The board has formed an independent subcommittee to look into the issues and has hired a law firm to assist with the investigation, according to materials viewed by CNBC.
An Alphabet spokesperson said, “As has already been confirmed in public court filings, in early 2019, Alphabet’s Board of Directors formed a special litigation committee to consider claims made by shareholders in various lawsuits relating to past workplace conduct.”
Alphabet shareholders sued the board in January for allegedly covering up sexual misconduct from executives, including former Android co-founder Andy Rubin. The company let go of Rubin and paid him $90 million after an internal investigation found sexual assault claims credible, according to a report in the New York Times. Rubin denied any wrongdoing in statements at the time of the report. The report of Rubin’s payout set off a company-wide walkout by employees last November.
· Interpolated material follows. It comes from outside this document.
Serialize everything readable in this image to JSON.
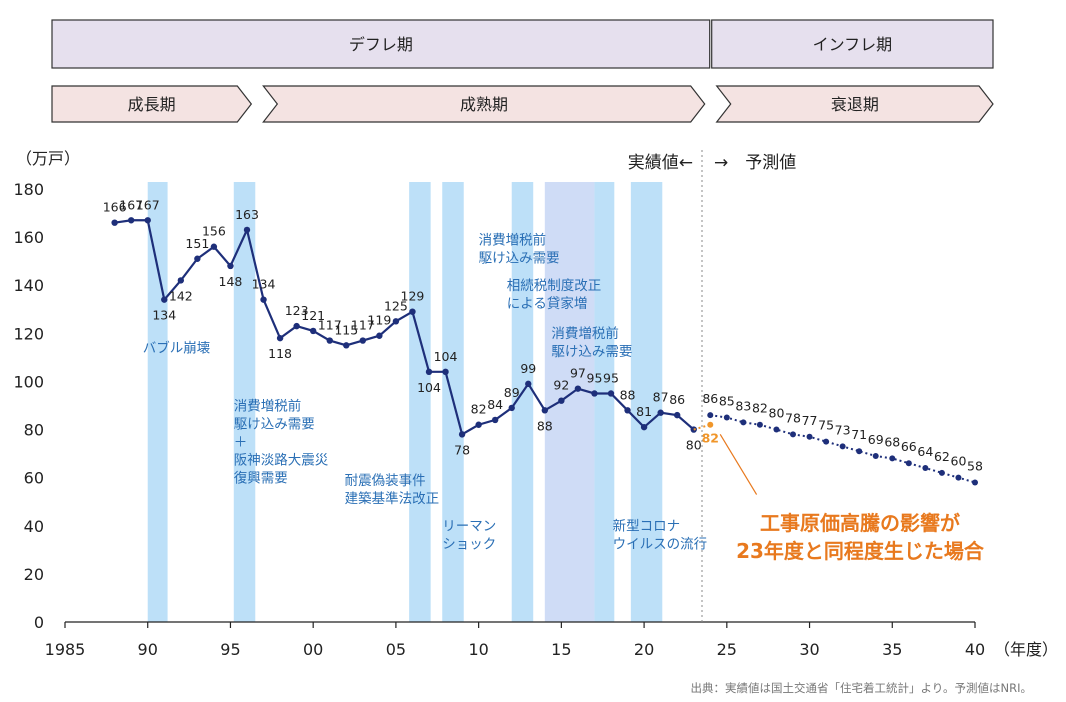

In August, former Google legal employee Jennifer Blakely wrote a lengthy Medium post that said she and Drummond started dating in 2004 and later had a son together. Drummond was married to somebody else at the time. Blakely said Drummond later refused to discuss child support, calling his behavior “nothing short of abuse.” She also claimed he had affairs with other people at the company.
The company has been silent on the issue, only pointing to a short statement Drummond made, which denied the claims. “Other than Jennifer, I never started a relationship with anyone else who was working at Google or Alphabet. Any suggestion otherwise is simply untrue.”
CNBC previously reported that Drummond dated a 36-year-old Google employee, Corinne Dixon, whom he then married over Labor Day weekend. Dixon was not in Drummond’s chain of command.
Drummond this week sold $27 million worth of shares, according to materials from the Securities and Exchange Commission. The company paid him $47 million last year, making him one of the highest paid execs.
He joined Google in 2002 after serving as the company’s first outside counsel, and served as chief legal officer and vice president of corporate development until 2015, when he became chief legal officer and SVP for parent company Alphabet. During his tenure, Drummond has also led global teams in charge of public policy, mergers and acquisitions, public relations and communications, and has held senior roles within Alphabet’s investment arms GV (formerly Google Ventures) and Capital G.